House Democrats are set to close their second week of public impeachment hearings Thursday with testimony from two witnesses expected to detail events inside the White House and a key conversation involving President Trump.
Scheduled to appear are Fiona Hill, the well-known Russia expert who served until this summer as a top director on the National Security Council; and foreign service officer David Holmes, the political counselor at the U.S. Embassy in Kyiv.
The hearing is scheduled to convene at 9 a.m. ET and will appear live here.
Dr. Hill
Hill is expected to tell lawmakers about the concerns she had with the merits of the Ukraine affair, in which Trump sought concessions from Ukraine's president in exchange for engagement and continued financial assistance that had been authorized by Congress.
The U.S. had been sending aid to Ukraine since it was invaded by Russia in 2014 to help its military against Russian and Russian-backed forces still operating in the east.
The national security establishment opposed the freeze of that aid for several weeks this summer.

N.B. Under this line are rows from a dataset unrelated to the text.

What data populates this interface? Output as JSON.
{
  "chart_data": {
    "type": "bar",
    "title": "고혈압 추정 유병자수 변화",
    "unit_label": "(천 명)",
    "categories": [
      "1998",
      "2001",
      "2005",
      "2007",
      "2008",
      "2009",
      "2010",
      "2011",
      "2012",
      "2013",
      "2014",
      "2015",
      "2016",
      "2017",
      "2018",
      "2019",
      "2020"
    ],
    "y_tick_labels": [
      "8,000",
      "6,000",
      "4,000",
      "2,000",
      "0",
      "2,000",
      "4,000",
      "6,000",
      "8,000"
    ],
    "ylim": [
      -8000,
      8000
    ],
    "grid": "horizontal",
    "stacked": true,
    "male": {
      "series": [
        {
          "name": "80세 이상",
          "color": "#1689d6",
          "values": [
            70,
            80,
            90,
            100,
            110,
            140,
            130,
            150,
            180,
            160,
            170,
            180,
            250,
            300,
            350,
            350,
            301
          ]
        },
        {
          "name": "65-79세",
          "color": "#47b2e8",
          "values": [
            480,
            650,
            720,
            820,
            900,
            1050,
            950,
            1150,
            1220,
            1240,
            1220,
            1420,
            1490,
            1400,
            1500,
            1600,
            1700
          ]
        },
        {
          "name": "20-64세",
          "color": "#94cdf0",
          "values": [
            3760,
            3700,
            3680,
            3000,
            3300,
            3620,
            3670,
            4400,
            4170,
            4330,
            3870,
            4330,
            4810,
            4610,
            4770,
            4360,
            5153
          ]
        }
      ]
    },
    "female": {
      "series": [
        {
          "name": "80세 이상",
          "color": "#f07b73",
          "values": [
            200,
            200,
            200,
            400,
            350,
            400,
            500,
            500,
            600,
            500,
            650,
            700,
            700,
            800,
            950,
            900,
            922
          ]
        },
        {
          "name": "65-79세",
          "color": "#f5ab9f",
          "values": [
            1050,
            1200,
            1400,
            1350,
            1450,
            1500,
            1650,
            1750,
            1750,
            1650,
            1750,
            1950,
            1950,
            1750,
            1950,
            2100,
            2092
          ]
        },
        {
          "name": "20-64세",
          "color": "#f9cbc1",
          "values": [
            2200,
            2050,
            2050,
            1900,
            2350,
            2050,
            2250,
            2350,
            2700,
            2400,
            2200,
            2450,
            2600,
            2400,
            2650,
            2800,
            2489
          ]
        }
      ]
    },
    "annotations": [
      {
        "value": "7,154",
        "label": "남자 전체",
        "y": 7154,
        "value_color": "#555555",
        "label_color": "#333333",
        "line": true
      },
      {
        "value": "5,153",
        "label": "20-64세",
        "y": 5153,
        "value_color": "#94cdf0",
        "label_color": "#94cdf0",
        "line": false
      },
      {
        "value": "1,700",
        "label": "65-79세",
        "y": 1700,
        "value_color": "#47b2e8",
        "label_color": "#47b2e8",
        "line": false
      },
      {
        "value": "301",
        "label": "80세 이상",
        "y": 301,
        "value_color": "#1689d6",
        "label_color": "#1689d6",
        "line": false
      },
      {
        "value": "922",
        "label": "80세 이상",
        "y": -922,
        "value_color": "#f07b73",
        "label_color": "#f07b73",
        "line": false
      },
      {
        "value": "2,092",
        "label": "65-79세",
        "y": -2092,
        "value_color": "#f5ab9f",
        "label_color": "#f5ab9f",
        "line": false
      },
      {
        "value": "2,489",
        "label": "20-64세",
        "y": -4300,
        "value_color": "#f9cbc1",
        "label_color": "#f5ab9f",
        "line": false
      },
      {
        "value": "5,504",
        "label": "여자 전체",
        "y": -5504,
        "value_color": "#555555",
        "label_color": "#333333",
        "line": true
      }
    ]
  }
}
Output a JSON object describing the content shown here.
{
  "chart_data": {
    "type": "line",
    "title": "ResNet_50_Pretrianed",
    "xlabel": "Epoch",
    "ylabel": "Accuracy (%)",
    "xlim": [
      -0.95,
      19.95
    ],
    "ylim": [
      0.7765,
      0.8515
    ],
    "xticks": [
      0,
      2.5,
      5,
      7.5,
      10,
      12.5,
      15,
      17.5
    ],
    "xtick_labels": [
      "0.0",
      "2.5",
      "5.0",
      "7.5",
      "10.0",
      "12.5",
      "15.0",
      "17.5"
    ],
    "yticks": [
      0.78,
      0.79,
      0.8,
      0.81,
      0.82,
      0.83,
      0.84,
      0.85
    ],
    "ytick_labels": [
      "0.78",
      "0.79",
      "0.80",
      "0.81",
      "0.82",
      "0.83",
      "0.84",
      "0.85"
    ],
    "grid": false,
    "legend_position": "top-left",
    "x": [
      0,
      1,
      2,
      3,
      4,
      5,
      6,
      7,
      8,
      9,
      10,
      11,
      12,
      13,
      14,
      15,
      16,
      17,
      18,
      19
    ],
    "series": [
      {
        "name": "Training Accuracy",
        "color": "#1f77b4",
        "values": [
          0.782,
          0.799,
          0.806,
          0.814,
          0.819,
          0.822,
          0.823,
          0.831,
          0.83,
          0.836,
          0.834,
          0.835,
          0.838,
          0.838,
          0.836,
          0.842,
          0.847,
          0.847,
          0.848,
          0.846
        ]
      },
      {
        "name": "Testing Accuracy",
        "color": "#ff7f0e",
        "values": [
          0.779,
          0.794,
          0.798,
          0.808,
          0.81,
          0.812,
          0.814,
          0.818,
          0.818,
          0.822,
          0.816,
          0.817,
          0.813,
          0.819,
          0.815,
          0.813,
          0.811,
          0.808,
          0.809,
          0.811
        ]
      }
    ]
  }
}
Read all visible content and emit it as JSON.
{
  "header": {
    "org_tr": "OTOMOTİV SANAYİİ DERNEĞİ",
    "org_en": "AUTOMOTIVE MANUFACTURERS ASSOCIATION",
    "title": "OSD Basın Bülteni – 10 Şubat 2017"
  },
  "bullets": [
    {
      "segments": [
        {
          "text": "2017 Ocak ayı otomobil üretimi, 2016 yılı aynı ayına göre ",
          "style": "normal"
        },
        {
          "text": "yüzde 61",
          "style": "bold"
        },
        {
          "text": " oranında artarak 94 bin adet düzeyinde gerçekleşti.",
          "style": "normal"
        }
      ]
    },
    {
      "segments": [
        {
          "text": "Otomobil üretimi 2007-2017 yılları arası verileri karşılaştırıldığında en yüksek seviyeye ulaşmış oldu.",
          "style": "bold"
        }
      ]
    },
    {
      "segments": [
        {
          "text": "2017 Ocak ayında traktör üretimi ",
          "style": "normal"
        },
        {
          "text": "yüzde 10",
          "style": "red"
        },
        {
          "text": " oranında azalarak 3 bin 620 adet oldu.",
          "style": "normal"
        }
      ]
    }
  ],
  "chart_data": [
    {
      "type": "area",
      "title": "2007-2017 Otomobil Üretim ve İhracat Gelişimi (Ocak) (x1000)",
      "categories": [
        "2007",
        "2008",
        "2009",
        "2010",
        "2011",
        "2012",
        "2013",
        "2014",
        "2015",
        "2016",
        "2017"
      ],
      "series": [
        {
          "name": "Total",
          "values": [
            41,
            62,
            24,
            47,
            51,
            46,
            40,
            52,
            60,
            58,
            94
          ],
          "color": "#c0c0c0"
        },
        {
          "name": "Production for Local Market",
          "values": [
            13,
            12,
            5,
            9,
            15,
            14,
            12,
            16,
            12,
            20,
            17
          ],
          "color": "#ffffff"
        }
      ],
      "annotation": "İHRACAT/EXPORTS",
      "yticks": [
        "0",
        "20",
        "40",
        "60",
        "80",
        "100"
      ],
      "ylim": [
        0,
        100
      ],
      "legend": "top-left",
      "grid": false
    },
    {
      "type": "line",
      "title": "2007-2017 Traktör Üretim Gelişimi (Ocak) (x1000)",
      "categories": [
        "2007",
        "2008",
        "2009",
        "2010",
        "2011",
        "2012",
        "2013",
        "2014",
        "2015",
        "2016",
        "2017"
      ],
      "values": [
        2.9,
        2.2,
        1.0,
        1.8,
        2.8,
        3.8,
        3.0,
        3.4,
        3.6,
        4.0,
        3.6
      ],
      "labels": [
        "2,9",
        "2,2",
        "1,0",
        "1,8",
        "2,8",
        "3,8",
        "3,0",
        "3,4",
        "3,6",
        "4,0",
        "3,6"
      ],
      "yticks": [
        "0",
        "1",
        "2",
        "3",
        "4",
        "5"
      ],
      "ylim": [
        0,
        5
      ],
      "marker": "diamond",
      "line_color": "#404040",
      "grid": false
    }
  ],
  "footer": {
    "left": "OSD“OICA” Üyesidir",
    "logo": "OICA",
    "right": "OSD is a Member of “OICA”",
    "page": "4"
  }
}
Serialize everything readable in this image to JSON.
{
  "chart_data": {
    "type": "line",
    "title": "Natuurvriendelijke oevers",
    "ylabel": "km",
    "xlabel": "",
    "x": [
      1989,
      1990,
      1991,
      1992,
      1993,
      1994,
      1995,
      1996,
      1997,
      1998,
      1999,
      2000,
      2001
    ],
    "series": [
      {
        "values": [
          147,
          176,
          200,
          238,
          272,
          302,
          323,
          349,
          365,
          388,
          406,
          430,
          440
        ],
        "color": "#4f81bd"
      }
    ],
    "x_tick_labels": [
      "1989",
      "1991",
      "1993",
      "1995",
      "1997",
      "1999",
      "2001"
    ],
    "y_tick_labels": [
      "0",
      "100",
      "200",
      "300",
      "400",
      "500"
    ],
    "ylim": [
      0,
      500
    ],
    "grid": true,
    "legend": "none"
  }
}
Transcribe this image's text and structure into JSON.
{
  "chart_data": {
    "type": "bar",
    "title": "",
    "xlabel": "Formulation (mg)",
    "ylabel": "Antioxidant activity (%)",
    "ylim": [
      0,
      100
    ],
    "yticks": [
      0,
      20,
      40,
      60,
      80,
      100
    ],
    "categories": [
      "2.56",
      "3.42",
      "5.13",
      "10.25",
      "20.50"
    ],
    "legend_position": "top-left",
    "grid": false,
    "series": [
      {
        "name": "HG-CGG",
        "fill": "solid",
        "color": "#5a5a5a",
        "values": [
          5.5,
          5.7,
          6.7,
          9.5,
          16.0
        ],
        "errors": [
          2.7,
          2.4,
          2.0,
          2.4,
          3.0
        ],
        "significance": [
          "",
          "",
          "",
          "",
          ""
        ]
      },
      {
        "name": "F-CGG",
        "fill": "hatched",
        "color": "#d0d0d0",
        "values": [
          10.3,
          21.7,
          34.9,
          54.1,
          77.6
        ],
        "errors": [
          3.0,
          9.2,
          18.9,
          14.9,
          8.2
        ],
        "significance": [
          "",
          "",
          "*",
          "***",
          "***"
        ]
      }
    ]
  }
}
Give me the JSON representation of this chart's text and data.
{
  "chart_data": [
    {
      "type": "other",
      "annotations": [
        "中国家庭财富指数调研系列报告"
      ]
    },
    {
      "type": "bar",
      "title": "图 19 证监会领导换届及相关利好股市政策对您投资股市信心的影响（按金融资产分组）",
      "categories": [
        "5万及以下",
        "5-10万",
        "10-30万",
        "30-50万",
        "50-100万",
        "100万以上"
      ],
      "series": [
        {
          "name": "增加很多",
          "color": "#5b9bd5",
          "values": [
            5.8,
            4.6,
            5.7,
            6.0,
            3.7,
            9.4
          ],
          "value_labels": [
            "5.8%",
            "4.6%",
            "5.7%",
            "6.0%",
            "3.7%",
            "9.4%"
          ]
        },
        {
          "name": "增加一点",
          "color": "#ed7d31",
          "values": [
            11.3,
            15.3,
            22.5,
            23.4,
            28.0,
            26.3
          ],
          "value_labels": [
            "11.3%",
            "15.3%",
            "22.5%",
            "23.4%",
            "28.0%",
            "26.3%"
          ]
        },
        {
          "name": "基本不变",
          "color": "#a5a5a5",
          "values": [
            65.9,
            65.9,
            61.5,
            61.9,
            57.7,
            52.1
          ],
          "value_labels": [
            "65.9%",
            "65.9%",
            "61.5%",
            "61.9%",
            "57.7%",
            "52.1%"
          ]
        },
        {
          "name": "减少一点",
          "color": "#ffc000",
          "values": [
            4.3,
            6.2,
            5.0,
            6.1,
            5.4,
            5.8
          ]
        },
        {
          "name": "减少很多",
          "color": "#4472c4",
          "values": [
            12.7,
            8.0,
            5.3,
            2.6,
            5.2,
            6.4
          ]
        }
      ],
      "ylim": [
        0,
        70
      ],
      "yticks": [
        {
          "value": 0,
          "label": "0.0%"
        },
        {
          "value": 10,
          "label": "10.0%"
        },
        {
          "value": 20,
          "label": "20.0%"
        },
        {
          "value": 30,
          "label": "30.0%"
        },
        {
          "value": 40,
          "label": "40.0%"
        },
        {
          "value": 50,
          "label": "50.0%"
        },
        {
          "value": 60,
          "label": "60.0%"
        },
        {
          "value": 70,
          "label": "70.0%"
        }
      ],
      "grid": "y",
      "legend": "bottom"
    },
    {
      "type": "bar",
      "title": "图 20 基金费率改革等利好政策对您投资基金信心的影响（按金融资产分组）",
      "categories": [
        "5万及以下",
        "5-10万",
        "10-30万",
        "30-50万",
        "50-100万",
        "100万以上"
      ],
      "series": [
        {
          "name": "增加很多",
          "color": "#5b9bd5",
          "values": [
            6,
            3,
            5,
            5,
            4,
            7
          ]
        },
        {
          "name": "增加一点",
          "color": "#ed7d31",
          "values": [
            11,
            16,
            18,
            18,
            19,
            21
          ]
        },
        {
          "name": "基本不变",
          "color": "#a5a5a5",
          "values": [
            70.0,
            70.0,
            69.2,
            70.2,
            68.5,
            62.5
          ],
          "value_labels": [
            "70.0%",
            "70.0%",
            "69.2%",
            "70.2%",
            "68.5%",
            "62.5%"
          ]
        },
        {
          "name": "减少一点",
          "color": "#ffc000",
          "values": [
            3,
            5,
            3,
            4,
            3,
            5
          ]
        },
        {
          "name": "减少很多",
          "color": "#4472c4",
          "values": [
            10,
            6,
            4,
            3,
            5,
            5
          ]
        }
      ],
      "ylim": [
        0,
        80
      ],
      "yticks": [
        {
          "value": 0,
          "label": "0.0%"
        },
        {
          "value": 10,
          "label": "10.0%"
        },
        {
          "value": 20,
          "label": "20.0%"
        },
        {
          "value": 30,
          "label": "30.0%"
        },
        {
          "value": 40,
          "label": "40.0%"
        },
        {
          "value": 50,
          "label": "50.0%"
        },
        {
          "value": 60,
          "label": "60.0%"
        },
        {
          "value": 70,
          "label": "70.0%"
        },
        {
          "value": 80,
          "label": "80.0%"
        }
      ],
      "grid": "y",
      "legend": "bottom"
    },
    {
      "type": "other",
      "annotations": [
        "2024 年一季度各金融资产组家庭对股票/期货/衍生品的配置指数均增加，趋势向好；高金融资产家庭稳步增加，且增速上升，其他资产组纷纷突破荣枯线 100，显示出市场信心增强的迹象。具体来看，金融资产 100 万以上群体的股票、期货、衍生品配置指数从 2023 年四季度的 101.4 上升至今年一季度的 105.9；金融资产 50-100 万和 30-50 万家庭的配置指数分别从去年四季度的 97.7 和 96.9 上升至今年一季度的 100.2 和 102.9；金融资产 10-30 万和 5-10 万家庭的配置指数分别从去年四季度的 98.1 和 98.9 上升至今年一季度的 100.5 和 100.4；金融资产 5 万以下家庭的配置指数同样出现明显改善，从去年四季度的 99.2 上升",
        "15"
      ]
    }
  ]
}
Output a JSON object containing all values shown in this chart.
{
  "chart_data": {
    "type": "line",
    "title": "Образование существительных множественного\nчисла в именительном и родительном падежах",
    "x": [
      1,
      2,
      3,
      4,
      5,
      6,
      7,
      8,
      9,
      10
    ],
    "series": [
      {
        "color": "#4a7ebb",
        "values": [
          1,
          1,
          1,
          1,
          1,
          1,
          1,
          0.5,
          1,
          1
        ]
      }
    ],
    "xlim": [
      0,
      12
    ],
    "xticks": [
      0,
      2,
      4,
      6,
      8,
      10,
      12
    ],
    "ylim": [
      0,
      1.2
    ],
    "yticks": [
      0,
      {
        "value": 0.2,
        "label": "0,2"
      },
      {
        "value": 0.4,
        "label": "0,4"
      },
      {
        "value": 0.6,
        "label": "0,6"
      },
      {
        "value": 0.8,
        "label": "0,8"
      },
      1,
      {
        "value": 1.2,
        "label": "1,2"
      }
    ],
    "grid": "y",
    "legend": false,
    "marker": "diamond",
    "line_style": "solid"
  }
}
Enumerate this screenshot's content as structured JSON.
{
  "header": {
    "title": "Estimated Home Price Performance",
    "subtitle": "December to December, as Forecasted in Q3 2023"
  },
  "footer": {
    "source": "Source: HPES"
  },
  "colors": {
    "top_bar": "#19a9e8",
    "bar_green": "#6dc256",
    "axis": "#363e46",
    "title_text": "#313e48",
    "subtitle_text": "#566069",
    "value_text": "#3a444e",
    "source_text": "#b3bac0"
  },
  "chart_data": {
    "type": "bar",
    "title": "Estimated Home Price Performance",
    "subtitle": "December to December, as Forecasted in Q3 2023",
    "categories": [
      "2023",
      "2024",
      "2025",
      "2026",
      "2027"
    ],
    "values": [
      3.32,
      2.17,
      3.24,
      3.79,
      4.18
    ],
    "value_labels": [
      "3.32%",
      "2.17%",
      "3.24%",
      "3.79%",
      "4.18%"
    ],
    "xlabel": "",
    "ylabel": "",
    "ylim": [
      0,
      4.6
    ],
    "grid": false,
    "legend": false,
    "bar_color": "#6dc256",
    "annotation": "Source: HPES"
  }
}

Hill told impeachment investigators in her closed deposition that she resented the smear campaign run against the former U.S. ambassador to Ukraine Marie Yovanovitch by Trump's personal lawyer Rudy Giuliani.
Hill also is a key witness about the former national security adviser, John Bolton, who has been described as an important player in the Ukraine saga but from whom Congress has not heard directly.
Bolton, per Hill, warned about the "drug deal" being cooked up by Trump's deputies with Ukraine and about the role played by Giuliani, whom Hill said Bolton called a "hand grenade that is going to blow everybody up."
Mr. Holmes
Holmes is a diplomatic staffer who went to lunch in July in Kyiv with the ambassador to the European Union, Gordon Sondland.
During that encounter, Sondland called Trump on his mobile phone to talk about the "investigations" that Trump wanted from his Ukrainian counterpart, Volodymyr Zelenskiy.
Sondland appeared on Wednesday in a threshold moment within the Ukraine affair.
He didn't dispute much of what Holmes has told investigators about the episode, but there was one key discrepancy — over a which specific words he used.
Holmes said in his deposition that Sondland told him Trump only cared about "big stuff" that affected him, like what Holmes called the "Biden investigation" Trump wanted from Ukraine.
Sondland says he didn't know in real time that the investigation connected with the word "Burisma" — a Ukrainian company that for a time paid the son of former Vice President Joe Biden — was, in effect, code for the Biden family.
Members of Congress asked Sondland about this on Wednesday. He said that while he doesn't dispute much of what Holmes has said, he disputes having used the term "Biden."
Sondland said that if he had the full picture then of what's since become clear, he wouldn't have gone along with a policy he now says he considers inappropriate.
Impeachment investigators on Thursday likely will press Holmes to square his recollection with that of Sondland.
What comes next?
One question raised by the Thursday session — and not yet answered definitively by Democrats — is whether it will be the last.
House Intelligence Committee Chairman Adam Schiff, D-Calif., who has been leading this phase of the impeachment inquiry, hasn't said definitively whether the hearing would end his portion of the process.
That matters because it affects the timing of the balance of Democrats' putative impeachment program: Once Schiff's panel concludes its work, action could then shift to the House Judiciary Committee, which would need to initiate and advance articles of impeachment to the full House.
Neither Schiff nor House Speaker Nancy Pelosi, D-Calif., have committed to a timetable and have suggested impeachment, in fact, isn't a foregone conclusion but would depend on Schiff's investigation.
If that investigation concludes on Thursday, and Democrats decide to move ahead, the next act could open in this drama.
If Schiff says on Thursday that he intends to depose more witnesses or convene more hearings, that would push potential successive events forward, potentially to Christmas or beyond.
And if Trump were impeached in the House, that would trigger a trial in the Senate — one that Senate Majority Leader Mitch McConnell, R-Ky., said this week that he's convinced Trump would win.